Freshman counselors removed the sign, which read “Kill ’em all and let God sort ’em out,” after complaints about it. The freshmen responsible for the sign said the banner was not hate speech but was meant as a joke.
“The value of mutual respect came into collision with another value of equally great importance: the right to free expression,” Yale College Dean Richard Brodhead wrote in an e-mail. “For this reason, however sympathetic their motives were, it was not right for any student to take down the banner.”
The e-mail came in response to a petition from several Yale students calling on the University to protect free speech.
Morse College freshman counselor Joshua Berman ’02 talked to the freshmen counselors about what he told the freshmen involved, Berman said. A discussion among the counselors followed.
“There needs to be clearer criteria for the difference between hate speech that is threatening to students and protected free speech, so that counselors don’t have to make this call on their own, because it’s a very tough position to be in,” Berman said.
Dean of Student Affairs Betty Trachtenberg said the incident highlights the importance of communication.
“The whole point is that we must increase conversations and dialogue among students and people here,” she said. “The value of freedom of expression is of the utmost importance to the whole society, particularly in an academic environment.
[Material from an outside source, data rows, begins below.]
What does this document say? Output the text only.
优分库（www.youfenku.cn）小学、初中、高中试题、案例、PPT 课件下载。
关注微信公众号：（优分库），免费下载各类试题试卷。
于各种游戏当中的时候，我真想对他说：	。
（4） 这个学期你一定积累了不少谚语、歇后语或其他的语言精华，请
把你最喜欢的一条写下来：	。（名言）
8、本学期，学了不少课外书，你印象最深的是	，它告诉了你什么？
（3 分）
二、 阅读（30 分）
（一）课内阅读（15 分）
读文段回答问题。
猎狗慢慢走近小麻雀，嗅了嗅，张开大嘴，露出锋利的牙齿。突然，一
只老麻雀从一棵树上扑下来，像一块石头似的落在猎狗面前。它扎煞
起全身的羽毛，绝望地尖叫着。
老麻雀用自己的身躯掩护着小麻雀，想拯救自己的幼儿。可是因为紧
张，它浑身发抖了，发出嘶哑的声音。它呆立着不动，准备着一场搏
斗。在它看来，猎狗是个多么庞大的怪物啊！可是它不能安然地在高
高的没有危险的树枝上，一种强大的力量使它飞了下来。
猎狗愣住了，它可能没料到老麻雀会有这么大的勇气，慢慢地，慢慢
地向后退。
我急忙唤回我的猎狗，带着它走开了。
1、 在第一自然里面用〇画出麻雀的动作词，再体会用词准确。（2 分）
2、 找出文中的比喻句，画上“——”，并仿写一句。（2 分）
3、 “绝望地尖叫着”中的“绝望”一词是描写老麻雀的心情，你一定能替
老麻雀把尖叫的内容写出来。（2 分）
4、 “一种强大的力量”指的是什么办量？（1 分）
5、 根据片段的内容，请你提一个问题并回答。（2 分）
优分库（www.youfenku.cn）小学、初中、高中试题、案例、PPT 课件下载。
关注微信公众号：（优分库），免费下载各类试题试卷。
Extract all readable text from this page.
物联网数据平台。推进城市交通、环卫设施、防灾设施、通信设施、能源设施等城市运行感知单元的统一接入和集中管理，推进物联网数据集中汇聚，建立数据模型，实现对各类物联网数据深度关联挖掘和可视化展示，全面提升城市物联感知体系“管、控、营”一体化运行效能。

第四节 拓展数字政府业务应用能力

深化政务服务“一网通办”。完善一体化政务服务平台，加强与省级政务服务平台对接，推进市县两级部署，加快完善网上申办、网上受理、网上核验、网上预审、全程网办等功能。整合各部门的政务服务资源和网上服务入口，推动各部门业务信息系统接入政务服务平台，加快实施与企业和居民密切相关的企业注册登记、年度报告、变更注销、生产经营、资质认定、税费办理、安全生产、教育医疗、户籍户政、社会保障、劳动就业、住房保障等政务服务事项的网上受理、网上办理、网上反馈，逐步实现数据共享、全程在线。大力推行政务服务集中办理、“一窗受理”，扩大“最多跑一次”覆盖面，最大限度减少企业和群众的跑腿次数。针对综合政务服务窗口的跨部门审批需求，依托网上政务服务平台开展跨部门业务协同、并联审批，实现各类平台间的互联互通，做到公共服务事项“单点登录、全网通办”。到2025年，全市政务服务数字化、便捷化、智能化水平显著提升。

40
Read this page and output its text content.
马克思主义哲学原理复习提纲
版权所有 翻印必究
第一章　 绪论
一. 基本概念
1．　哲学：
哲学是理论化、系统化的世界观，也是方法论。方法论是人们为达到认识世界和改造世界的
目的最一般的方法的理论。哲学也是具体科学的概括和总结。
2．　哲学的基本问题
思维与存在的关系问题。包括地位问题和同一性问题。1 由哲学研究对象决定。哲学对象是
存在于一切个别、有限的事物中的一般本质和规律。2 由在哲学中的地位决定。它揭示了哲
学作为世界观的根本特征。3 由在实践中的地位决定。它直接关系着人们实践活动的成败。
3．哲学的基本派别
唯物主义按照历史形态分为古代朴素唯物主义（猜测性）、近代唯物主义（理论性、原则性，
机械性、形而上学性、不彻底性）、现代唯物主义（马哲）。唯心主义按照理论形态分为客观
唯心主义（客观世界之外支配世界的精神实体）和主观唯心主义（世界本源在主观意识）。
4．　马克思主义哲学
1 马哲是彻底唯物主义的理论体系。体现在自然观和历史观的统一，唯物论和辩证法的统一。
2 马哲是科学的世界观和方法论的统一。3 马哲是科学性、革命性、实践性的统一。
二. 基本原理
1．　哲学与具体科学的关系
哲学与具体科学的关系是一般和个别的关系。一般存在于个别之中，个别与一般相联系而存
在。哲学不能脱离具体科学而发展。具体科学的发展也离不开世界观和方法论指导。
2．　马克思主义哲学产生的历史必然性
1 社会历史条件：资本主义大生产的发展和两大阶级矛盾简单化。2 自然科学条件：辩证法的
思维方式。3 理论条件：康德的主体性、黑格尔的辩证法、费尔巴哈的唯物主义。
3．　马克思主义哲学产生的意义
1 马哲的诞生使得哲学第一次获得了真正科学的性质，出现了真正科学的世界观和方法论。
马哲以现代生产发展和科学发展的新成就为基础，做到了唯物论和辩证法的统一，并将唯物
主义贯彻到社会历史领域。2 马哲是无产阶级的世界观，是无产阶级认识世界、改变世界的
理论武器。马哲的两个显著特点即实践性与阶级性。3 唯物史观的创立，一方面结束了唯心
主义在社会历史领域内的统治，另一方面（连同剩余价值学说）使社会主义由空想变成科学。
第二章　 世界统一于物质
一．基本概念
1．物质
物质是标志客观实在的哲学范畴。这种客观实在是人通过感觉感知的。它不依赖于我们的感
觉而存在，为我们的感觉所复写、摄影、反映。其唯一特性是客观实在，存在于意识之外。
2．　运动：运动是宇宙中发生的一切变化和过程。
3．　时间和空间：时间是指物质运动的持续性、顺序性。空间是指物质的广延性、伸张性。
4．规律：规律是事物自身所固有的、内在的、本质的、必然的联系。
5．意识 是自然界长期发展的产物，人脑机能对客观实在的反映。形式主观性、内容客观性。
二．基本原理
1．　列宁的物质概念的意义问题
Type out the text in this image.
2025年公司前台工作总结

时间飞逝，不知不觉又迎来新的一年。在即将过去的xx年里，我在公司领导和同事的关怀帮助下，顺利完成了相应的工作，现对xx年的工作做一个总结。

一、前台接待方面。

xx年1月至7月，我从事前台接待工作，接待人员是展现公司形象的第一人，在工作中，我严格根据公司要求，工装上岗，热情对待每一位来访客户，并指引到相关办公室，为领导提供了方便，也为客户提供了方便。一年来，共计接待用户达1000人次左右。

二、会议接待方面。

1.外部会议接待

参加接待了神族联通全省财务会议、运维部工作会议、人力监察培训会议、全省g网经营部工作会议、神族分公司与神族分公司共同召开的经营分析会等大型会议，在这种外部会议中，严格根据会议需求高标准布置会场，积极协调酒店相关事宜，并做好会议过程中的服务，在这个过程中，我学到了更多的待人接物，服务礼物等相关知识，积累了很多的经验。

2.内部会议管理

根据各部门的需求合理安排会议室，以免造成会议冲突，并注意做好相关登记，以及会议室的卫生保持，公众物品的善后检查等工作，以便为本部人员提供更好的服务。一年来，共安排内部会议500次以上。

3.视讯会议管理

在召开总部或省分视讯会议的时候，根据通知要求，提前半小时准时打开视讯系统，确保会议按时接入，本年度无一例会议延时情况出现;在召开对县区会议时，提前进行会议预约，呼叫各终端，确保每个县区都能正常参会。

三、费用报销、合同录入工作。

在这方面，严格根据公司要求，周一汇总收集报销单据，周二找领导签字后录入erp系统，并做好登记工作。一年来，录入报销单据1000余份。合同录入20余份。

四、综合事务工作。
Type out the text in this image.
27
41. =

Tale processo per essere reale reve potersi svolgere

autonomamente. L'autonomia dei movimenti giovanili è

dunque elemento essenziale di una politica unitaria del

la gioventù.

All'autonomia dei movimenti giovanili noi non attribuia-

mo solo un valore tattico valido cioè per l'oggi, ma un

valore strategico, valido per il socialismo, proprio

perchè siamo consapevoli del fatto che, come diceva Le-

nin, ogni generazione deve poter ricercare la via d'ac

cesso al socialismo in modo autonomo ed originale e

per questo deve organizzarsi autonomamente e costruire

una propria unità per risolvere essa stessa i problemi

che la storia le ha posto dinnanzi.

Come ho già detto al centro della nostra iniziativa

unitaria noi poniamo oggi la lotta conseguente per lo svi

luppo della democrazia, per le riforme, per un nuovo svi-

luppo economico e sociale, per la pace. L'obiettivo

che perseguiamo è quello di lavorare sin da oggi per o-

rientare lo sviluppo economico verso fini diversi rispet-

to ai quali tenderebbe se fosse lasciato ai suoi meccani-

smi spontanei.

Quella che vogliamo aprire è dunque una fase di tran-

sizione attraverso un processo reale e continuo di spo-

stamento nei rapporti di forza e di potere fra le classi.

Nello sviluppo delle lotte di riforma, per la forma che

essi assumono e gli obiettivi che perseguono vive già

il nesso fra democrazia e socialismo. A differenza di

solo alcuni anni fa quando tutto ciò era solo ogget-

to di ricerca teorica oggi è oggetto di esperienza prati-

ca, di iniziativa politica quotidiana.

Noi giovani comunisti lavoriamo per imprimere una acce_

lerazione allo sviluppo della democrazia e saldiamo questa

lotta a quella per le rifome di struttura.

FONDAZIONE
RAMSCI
Education is a vital part of what happens here. When something is offensive to some, we have to communicate with each other.”
Pierson College freshman counselor Bradley Shy ’02 said the discussion emphasized communication.
“The only take-home message I got was to be sure to talk to college deans because, I think, in the past there has been a breakdown of communication,” Shy said.
Brodhead said freedom of expression is an important principle to uphold.
“When we allow the suppression of speech in cases when it is found objectionable, we implicitly authorize restrictions that could harm free expression on other occasions,” Brodhead said. “The right thing would have been to explain why the banner was objectionable and to leave its author to decide: in other words, to have made this an occasion for persuasion and education, not for censorship however well-intended.
“I have been informed that in subsequent events not reported in the Daily, these steps were in fact taken,” Brodhead added.
Morse Dean Rosemary Jones said rules could guide the handling of future incidents.
“I believe that there are guidelines on what can and cannot be put out of a dorm room and that may help in the future,” Jones said.
Trachtenberg said the Durfee banner incident is over.
“I spoke with the freshmen counselors,” Trachtenberg said. “We had a good, long and thorough discussion. We have to turn it into a positive experience for everyone. The policy has always been to allow people to express themselves.”